La Fama, extrait de Motomami.
Elle marie les styles et les influences, tels que le reggaeton, la salsa et la bachata dans des sonorités R’n’B avec des beats cogneurs, des rythmes de hip-hop et de trap, des palmas gitanes et de nombreux vocodages. Pour cela, elle multiplie aussi les collaborations, notamment avec The Weeknd sur le titre La Fama, tout en faisant appel, côté production, à Frank Ocean, Pharrell Williams ou encore Chad Hugo.
L’impact Rosalía
Ces partenariats lui permettent de s’imposer à international, mais aussi de représenter davantage la scène latina. Elle tend également à la bousculer aujourd’hui. Rosalía incarne certes la relève des chanteuses latinas au succès planétaire – de Sélena à Jenifer Lopez, en passant par Gloria Estefan, Shakira, Camila Cabello, etc. –, mais elle a la particularité intéressante de ne pas chercher à s’américaniser pour pouvoir exister. Son répertoire varié, appuyé par des sonorités flamenco, semble lui éviter jusqu’ici le piège de la globalisation.
Elle cultive, par ailleurs, une image originale, avec notamment un style vestimentaire inspiré à la fois de Lola Flores et de Carmen Amaya. Encore une fois, Rosalía est multiple et affiche tantôt l’image d’une artiste bourrée d’humour et de fraîcheur, tantôt celle d’une femme sexy, féroce, casque de moto vissé sur la tête.
Comme de nombreuses artistes ouvertement féministes (elle revendique ce militantisme, ainsi que son engagement LGBTQ+), elle joue avec les codes de la féminité imposés et en invente de nouveaux, détourne et se réapproprie ceux du rap et du R’n’B… Pour finalement n’être jamais où on l’attend. Son engagement n’est pas que physique, il se retrouve dans l’écriture de ses textes et la construction de ses albums.

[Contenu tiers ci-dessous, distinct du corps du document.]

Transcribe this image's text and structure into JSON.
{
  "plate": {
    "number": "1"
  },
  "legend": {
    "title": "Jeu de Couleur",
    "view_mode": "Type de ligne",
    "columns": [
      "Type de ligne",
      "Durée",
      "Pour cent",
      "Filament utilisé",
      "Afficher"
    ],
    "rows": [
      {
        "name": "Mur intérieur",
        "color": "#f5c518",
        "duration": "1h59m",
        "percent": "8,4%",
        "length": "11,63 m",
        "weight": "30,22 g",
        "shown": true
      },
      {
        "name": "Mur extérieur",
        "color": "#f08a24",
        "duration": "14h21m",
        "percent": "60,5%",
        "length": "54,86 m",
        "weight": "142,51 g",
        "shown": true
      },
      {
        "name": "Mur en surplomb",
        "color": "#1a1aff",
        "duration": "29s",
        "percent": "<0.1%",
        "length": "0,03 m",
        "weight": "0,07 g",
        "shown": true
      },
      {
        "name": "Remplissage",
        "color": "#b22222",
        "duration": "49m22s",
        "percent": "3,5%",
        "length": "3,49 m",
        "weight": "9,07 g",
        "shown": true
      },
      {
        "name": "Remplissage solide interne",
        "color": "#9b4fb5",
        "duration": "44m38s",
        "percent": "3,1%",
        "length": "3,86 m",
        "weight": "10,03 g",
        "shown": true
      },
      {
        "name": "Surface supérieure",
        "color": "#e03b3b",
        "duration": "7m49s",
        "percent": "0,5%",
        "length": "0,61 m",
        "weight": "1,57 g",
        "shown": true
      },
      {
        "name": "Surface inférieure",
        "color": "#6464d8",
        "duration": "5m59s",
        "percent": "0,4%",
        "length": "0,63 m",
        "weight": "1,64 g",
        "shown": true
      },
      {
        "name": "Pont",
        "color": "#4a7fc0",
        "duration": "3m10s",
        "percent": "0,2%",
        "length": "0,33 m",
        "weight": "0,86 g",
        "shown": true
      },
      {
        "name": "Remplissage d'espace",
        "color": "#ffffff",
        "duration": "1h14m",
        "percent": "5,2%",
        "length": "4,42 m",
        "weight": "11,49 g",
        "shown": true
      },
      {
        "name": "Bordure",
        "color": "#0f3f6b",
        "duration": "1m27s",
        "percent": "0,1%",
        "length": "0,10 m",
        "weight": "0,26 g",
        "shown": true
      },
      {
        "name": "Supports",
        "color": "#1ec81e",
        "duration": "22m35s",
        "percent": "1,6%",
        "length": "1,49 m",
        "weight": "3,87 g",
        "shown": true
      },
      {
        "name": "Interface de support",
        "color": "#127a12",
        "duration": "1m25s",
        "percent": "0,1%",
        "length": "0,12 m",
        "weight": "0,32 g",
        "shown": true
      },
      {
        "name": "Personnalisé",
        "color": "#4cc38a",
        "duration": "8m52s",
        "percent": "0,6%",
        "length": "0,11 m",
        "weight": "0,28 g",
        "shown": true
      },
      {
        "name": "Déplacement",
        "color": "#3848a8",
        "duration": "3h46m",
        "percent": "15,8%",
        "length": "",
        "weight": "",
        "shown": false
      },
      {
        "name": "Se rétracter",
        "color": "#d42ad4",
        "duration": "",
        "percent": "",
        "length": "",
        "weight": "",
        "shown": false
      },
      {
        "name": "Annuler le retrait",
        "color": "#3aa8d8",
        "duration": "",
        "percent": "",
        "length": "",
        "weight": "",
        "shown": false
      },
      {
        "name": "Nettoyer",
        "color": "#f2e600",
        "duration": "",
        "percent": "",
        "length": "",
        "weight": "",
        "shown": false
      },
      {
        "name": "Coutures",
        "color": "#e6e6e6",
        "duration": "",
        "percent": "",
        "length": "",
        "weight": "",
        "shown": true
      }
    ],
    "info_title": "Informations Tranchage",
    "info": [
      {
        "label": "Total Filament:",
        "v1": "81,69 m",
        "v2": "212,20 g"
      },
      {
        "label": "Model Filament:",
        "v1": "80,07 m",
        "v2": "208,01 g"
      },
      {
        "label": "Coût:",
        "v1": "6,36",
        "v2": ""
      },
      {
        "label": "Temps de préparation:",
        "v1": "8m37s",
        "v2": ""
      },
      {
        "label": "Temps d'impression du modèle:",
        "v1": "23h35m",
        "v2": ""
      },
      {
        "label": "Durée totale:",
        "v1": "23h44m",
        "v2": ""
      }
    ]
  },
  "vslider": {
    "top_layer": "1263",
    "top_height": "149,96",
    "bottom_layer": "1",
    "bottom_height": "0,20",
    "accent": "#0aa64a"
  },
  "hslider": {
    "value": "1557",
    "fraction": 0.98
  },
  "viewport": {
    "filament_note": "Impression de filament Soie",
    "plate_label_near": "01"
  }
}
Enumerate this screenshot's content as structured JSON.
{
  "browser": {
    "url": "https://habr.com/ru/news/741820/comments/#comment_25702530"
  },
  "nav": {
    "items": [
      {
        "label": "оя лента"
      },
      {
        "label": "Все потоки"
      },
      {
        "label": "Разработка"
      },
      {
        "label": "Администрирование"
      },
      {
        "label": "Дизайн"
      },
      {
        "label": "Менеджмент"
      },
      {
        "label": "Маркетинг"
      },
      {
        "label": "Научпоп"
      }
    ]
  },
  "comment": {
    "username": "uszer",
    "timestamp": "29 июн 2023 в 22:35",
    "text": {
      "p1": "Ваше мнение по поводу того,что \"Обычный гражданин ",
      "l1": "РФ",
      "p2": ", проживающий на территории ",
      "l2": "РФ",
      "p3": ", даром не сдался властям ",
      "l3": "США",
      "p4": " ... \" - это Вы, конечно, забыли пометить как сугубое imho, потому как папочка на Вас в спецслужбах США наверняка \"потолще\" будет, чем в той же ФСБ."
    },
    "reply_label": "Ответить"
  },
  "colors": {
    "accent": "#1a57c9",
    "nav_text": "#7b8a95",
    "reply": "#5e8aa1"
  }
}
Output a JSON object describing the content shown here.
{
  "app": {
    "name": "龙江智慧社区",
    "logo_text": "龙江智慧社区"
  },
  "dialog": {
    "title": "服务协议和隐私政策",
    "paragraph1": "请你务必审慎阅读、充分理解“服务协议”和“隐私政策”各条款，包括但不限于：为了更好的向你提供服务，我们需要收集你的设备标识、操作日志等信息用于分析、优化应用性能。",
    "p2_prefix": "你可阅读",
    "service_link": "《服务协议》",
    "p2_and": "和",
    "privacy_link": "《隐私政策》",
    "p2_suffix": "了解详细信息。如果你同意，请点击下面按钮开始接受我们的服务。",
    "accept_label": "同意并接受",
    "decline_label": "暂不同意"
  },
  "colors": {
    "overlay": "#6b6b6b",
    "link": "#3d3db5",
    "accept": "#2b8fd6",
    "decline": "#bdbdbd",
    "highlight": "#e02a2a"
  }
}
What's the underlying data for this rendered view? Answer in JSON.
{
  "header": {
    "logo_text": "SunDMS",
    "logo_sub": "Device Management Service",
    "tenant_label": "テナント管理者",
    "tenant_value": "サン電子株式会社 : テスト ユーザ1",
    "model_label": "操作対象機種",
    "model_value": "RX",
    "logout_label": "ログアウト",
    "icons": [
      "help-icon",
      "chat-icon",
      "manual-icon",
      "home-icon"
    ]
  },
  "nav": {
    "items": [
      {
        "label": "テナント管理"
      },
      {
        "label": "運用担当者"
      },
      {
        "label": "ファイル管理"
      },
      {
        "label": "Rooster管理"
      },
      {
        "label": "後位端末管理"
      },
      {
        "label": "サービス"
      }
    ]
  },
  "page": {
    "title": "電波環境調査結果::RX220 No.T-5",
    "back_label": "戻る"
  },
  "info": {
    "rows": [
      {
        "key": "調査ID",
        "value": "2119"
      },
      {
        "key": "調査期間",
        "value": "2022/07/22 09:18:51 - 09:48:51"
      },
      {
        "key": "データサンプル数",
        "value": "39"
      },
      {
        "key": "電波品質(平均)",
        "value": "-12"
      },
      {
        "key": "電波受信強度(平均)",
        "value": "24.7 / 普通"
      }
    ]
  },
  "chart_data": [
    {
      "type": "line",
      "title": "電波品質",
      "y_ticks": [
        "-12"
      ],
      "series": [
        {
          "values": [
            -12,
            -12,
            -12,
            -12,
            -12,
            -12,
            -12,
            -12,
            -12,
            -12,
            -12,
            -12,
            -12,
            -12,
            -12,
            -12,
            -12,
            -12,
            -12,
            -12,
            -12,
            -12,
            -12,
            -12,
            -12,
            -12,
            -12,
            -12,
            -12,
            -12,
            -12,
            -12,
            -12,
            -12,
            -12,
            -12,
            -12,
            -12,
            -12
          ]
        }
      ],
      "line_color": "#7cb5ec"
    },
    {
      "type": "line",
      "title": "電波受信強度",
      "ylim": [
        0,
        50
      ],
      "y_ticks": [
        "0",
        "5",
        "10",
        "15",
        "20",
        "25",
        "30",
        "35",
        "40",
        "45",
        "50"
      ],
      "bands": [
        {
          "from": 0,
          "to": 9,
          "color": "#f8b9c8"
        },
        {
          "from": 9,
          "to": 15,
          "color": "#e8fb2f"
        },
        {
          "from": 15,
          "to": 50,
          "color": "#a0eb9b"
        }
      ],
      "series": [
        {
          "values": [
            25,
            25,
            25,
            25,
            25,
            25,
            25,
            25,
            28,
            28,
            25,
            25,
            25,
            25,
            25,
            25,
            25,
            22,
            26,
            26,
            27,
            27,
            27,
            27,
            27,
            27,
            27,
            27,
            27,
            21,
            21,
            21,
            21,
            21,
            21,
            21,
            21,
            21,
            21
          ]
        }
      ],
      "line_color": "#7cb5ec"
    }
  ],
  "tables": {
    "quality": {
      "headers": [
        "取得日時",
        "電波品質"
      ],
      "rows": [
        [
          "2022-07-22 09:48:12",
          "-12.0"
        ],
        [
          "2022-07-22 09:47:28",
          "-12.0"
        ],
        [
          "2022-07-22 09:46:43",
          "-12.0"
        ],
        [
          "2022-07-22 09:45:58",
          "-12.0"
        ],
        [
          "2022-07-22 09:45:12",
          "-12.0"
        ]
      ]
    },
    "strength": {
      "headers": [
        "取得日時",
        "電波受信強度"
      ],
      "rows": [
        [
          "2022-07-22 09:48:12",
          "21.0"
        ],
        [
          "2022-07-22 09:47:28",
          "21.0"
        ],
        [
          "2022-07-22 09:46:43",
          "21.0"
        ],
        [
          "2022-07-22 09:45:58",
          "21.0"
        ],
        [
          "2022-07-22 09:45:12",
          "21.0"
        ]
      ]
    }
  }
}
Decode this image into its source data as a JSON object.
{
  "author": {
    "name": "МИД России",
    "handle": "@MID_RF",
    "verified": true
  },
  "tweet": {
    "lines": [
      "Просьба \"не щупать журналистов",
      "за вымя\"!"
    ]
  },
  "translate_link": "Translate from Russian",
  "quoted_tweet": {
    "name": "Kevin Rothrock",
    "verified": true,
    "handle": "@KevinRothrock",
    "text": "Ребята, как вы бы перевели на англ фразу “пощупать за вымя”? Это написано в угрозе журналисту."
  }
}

El Mal Querer (que l’on pourrait traduire par le « mal-aimer ») dresse ainsi le portrait d’une femme emprisonnée dans une tour par un amant jaloux : chapitre après chapitre, sur la trame du roman Flamenca, elle aborde les thèmes des relations toxiques et de l’émancipation des femmes. Motomami, titre de son dernier album, est un mot hybride que Rosalía s’approprie pour en faire l’expression d’une féminité puissante, à la fois affranchie des contraintes sociales et constituée de celles-ci.
Aujourd’hui, Rosalía, c’est un Grammy Awards, huit Latin Grammy Awards, trois MTV Video Music Awards, deux MTV Europe Video Music Awards. Toutes ces récompenses montrent la montée en puissance, en seulement six ans, d’une artiste unique.
De « simple » phénomène, l’autrice-compositrice et interprète est parvenue à s’offrir une place durable dans le paysage musical international. En 2019, Billboard lui avait également décerné le Rising Star Awards pour « avoir changé le son de la musique grand public d’aujourd’hui avec sa pop fraîche influencée par le flamenco ». Trois ans après, on ne peut que penser que le magazine avait vu juste.